Men Behaving Badly

Men Behaving Badly

In this day and age of camcorders that shoot video and pics, cameras that shoot video and pics, iPhones that shoot video and pics, and a hundred other ways to record the action during a race, it’s astonishing to see people still try to cheat their way into a win. Fortunately, the days of protest room liars are numbered, and not thanks to better cameraderie, education, or outreach on the part of anyone who matters. No – what will ensure the validity of more and more protests going forward and will keep out the worthless ones is video, and more specifically, the public humiliation that follows when someone is busted and doesn’t immediately retire or exonerate themselves.. You see it already at numerous events – video from on board the race boats, from the media, and from RC boats is making its way into hearings – if not for the absolute truth of the facts alleged, then frequently to disprove some facts and establish real times and distances.

Case in point:

The Beneteau 36.7 Class is massive on the Great Lakes, with 28 or more boats in their last three North American Championships and a high of 47 in 2007 in Buffalo. It’s known as a drama class for some reason, much like the J/105 was in its hey day, with every B 36.7 NAC including plenty of measurement complaints and many, many protests. Hell, one douchebag walked by a competitive boat as the 2009 NAC event was kicking off last week and said in a whiny voice to the owner “If you weren’t cheating, why would you paint over the bootstripe?” Despite plenty of moaning from a small cadre of class members, and the class’s subsequent insistence on hauling and measuring keels on suspected offenders, all boats measured in. Meanwhile, the whiners did succeed in keeping one charterer who was interested in learning and perhaps buying a new 36.7 from sailing the event with his family – a brilliant move with the class’s decreasing numbers…

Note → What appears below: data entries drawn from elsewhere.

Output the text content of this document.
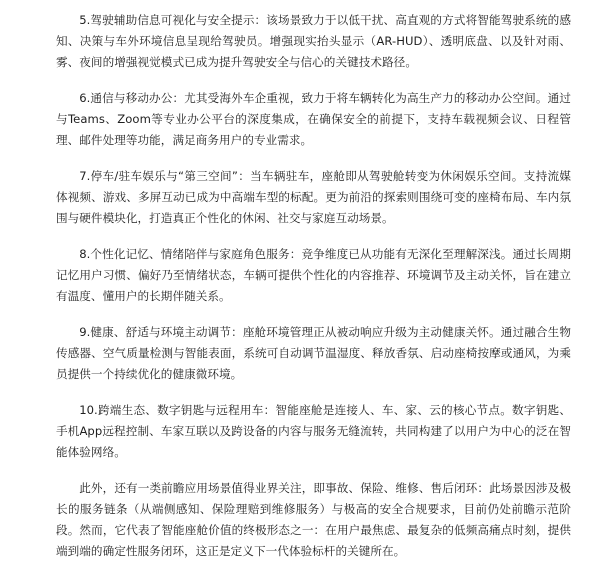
5.驾驶辅助信息可视化与安全提示：该场景致力于以低干扰、高直观的方式将智能驾驶系统的感知、决策与车外环境信息呈现给驾驶员。增强现实抬头显示（AR-HUD）、透明底盘、以及针对雨、雾、夜间的增强视觉模式已成为提升驾驶安全与信心的关键技术路径。

6.通信与移动办公：尤其受海外车企重视，致力于将车辆转化为高生产力的移动办公空间。通过与Teams、Zoom等专业办公平台的深度集成，在确保安全的前提下，支持车载视频会议、日程管理、邮件处理等功能，满足商务用户的专业需求。

7.停车/驻车娱乐与“第三空间”：当车辆驻车，座舱即从驾驶舱转变为休闲娱乐空间。支持流媒体视频、游戏、多屏互动已成为中高端车型的标配。更为前沿的探索则围绕可变的座椅布局、车内氛围与硬件模块化，打造真正个性化的休闲、社交与家庭互动场景。

8.个性化记忆、情绪陪伴与家庭角色服务：竞争维度已从功能有无深化至理解深浅。通过长周期记忆用户习惯、偏好乃至情绪状态，车辆可提供个性化的内容推荐、环境调节及主动关怀，旨在建立有温度、懂用户的长期伴随关系。

9.健康、舒适与环境主动调节：座舱环境管理正从被动响应升级为主动健康关怀。通过融合生物传感器、空气质量检测与智能表面，系统可自动调节温湿度、释放香氛、启动座椅按摩或通风，为乘员提供一个持续优化的健康微环境。

10.跨端生态、数字钥匙与远程用车：智能座舱是连接人、车、家、云的核心节点。数字钥匙、手机App远程控制、车家互联以及跨设备的内容与服务无缝流转，共同构建了以用户为中心的泛在智能体验网络。

此外，还有一类前瞻应用场景值得业界关注，即事故、保险、维修、售后闭环：此场景因涉及极长的服务链条（从端侧感知、保险理赔到维修服务）与极高的安全合规要求，目前仍处前瞻示范阶段。然而，它代表了智能座舱价值的终极形态之一：在用户最焦虑、最复杂的低频高痛点时刻，提供端到端的确定性服务闭环，这正是定义下一代体验标杆的关键所在。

But the worst of the weekend came from Gary and Melanie Tisdale, the owners of the Youngstown-based “First Today.” On their way to a second place in the fleet, the Tisdales took the “owner/driver” weight credit, which was only available to owners that helmed their boat for every minute of every race. This has been a class rule since its inception, and has been enforced against other owners while Gary has been the Class Vice President. Just to remove all doubt about the rules, a technical clarification was posted on the notice board directly under the entry list for the entire event, explaining that an owner who takes the weight credit must drive the entire event.

Yet somehow, Tisdale didn’t think this applied to him. If he didn’t take the half-weight credit, his crew was overweight and could not sail. And if he did, he could not hand off the helm of to top Midwest match racer Adam Burns, who drives the starts and other high-pressure situations for many of First Today’s races. Yet Tisdale took the credit. And when we innocently videotaped Adam at the helm during a start, we started wondering. And when we looked at First Today’s weight declaration, we and at least one other boat protested them, and our skipper and tactician went to talk to Tisdale about it.

Instead of realizing he was busted, Gary played dumb. “The rules are in flux,” said he. And he, his wife, and his crew smiled as they collected their second place trophy and went on their way back to Lake Erie. The protest was accepted and scheduled as a raging battle went on in the SA forums about the mess, and more than a week later, Tisdale finally retired from all races quiet as a mouse, without publicly apologizing to his competitors for cheating or to the class for bringing it into disrepute, and certainly without resigning his position as Class VP – the only proper move as far as we are concerned. Tisdale’s withdrawal wasn’t the kind of honor that Paul Cayard displayed when he RAF’d for brushing the start boat at the recent 5O5 worlds, or the RAF from a class win for Thin Man last weekend when they missed a mark of the Vineyard Race course and only they knew about it. That’s honor; Tisdale is like a little kid who only says "sorry" after he’s caught, and if he doesn’t resign it will signal to existing and prospective members that the class tolerates this kind of cronyism and crap from their leaders.

The sad part is that, without a video camera proving that Burns was on the helm, this probably never would have gone anywhere, as witnessed by his post-race attitude toward the protest. But if that is what it takes to bring the cheaters in line, we encourage you to bring that little camcorder aboard, to keep that iPhone in your pocket instead of down below, and keep your Flip in the cockpit, ready to preserve the facts that others may skew or simply ignore in their quest to win at all costs. Liars must be exposed and punished at all costs, and if they do not mend their ways, they should be humiliated and driven from the sport. A self-policing sport has NO PLACE for liars. The monster thread starts here.

At least this episode, which never should have happened, is moving the Class to make some changes to the rule in question. But at the moment the Class retains its title as Midwest Drama Champion.